In developing prototypes that locally synchronised all of a user's data into one multipurpose device, Rout also sought to overcome a number of other tech-related problems that modern devices encounter.

The ones he identified with the most included poor battery performance, the high cost of owning a whole set of devices and the ever-growing concern of data security.

For it to work, Rout needs an operating system that can handle convergent user-interface switching. Fortunately, the Ubuntu OS will be offering this exact functionality in the very near future.

"This multi-faceted approach aims to unify the disparate user experience one encounters when hopping from mobile to desktop to tablet and back again," writes Joey-Elijah Sneddon, editor of OMGUbuntu.

The success of Seed will therefore likely depend heavily on the success of this new operating system, unless a significant contender - like Apple or Microsoft - moves into the space.

Growing the idea

The cost of development has so far come straight out of the student's own pocket but Rout is currently in talks with a number of potential investors. A crowd-funding campaign is also expected in the near future.

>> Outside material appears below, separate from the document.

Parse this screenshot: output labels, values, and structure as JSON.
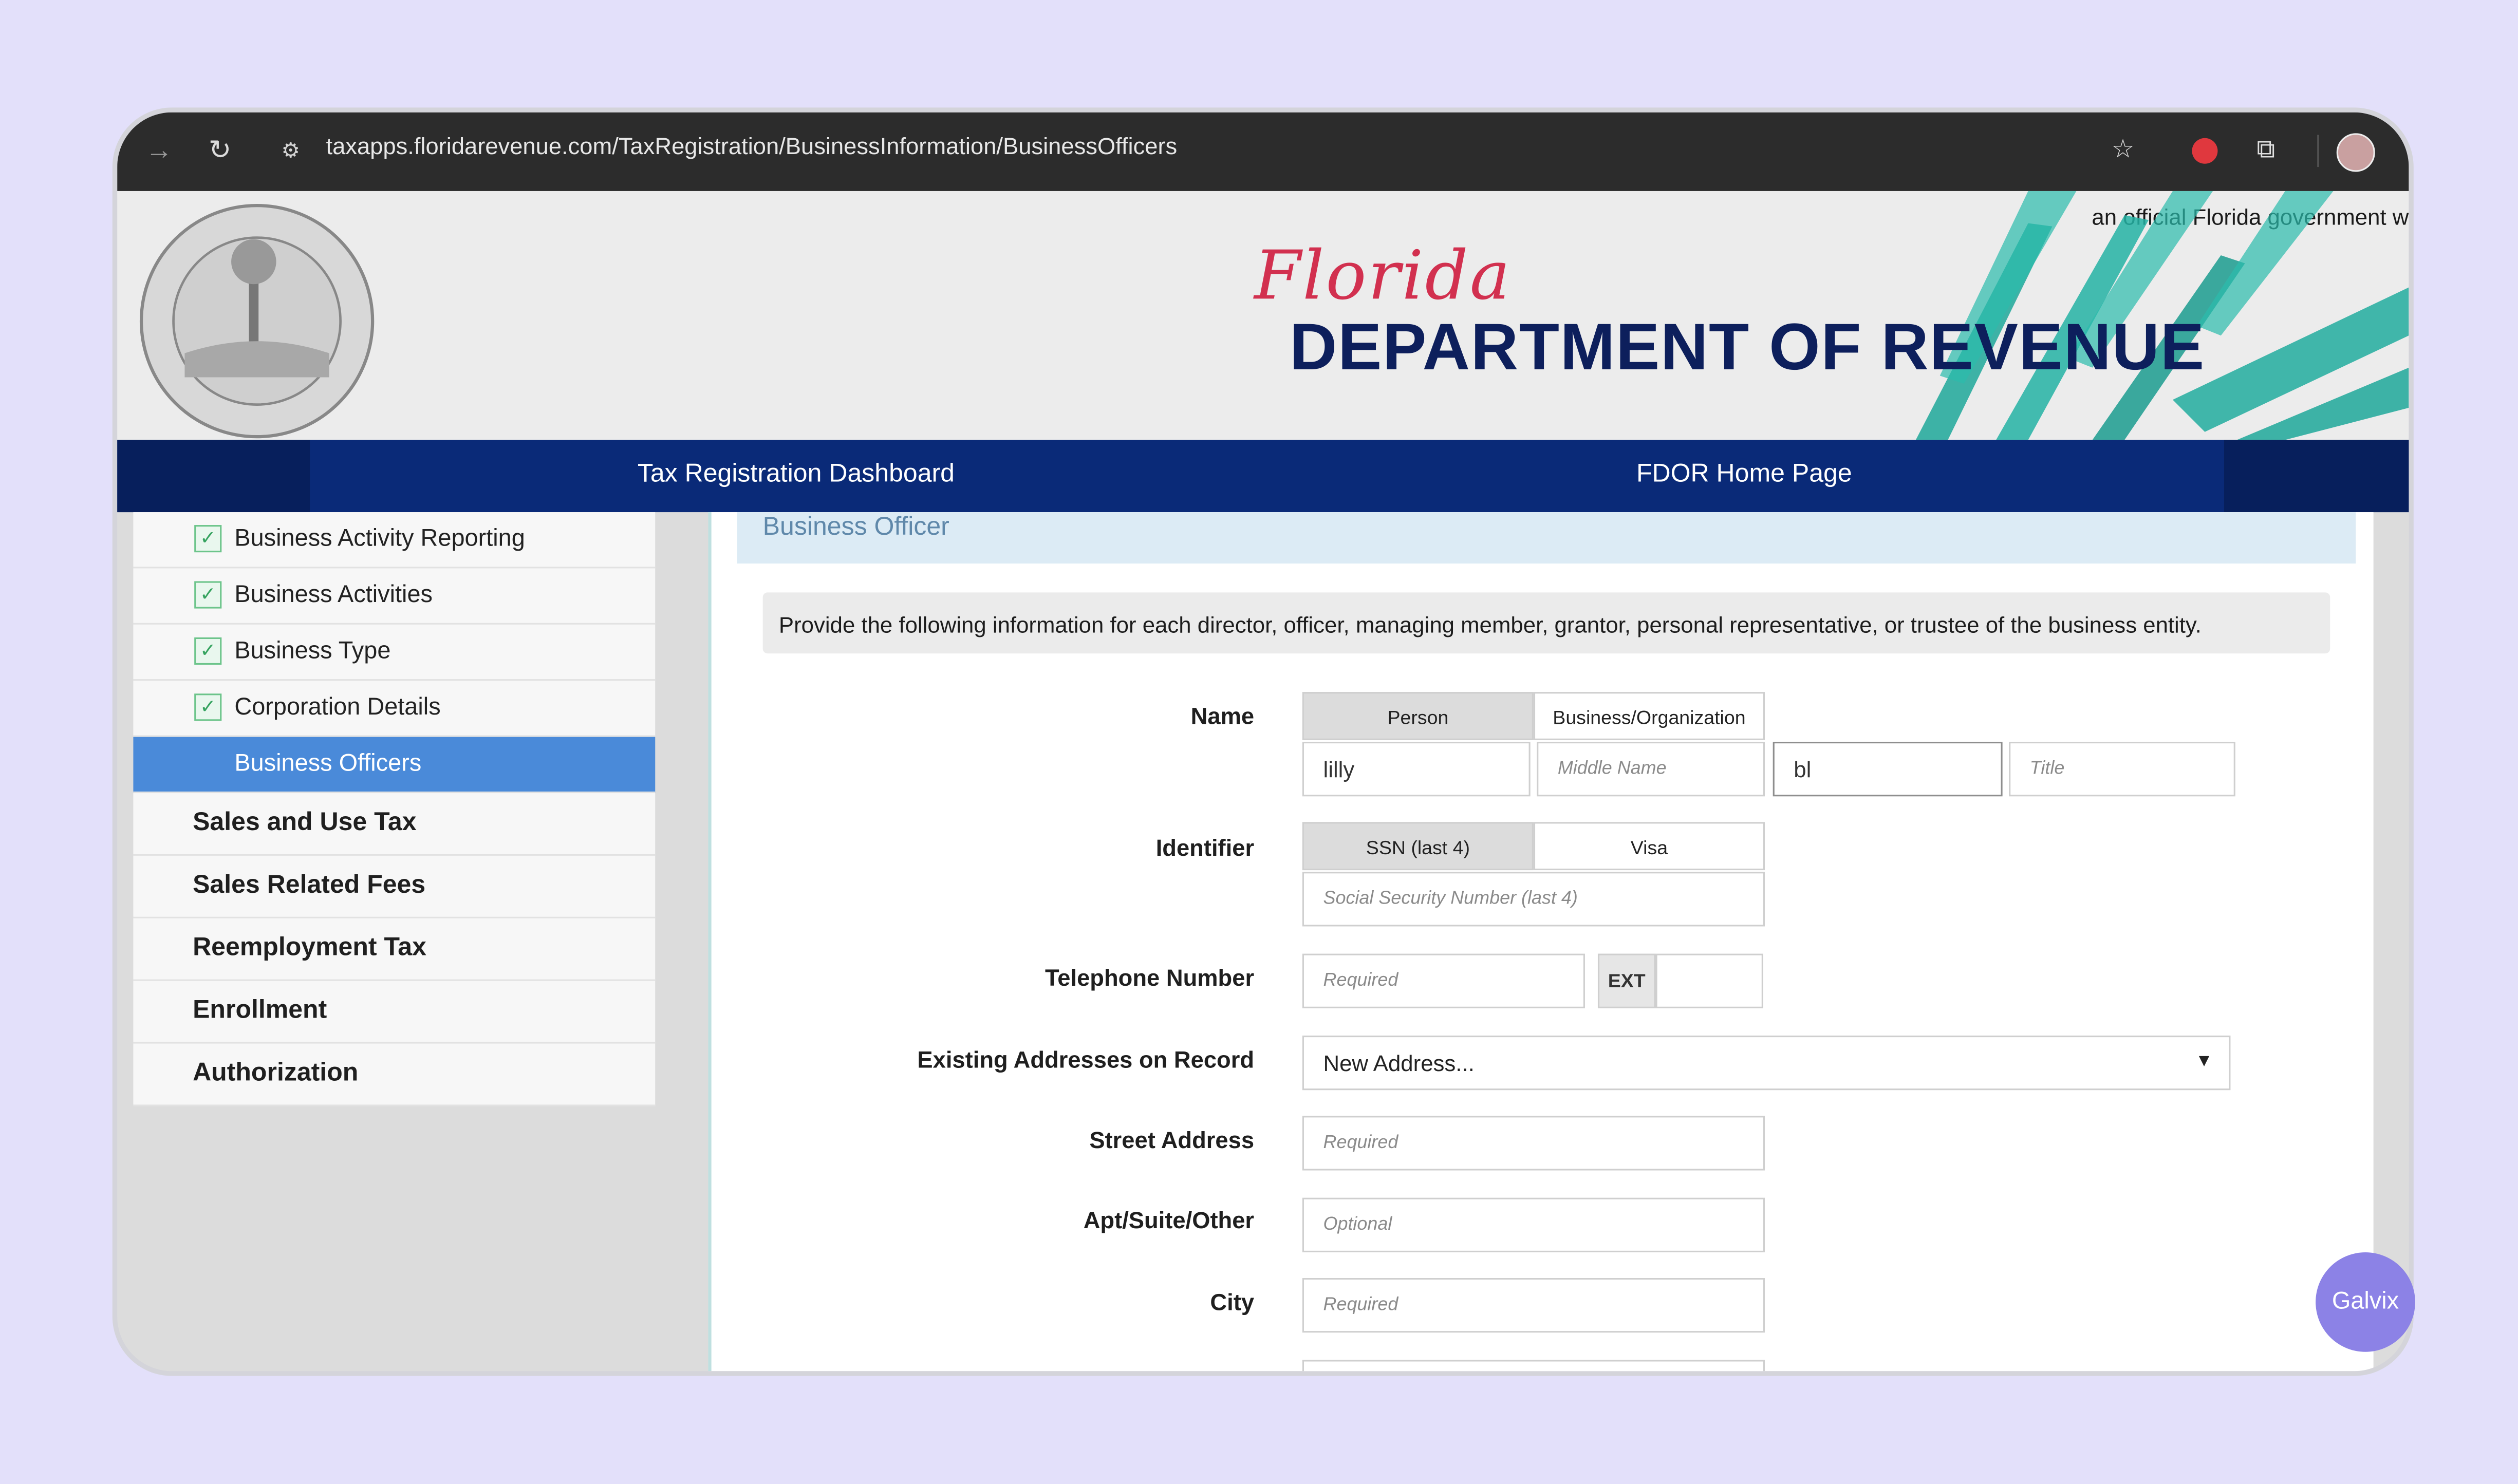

"My hope is that it would reach consumers within six months to a year of development," Rout says.

While products like the Motorola Atrix and the Asus Padfone have previously experimented with portions of what Seed would offer, none has yet achieved widespread commercial success. Could Seed be any different? Rout seems to think so.

"The devices only offered convergence between two form factors and the docks they created were too expensive. Seed aims to change all of this."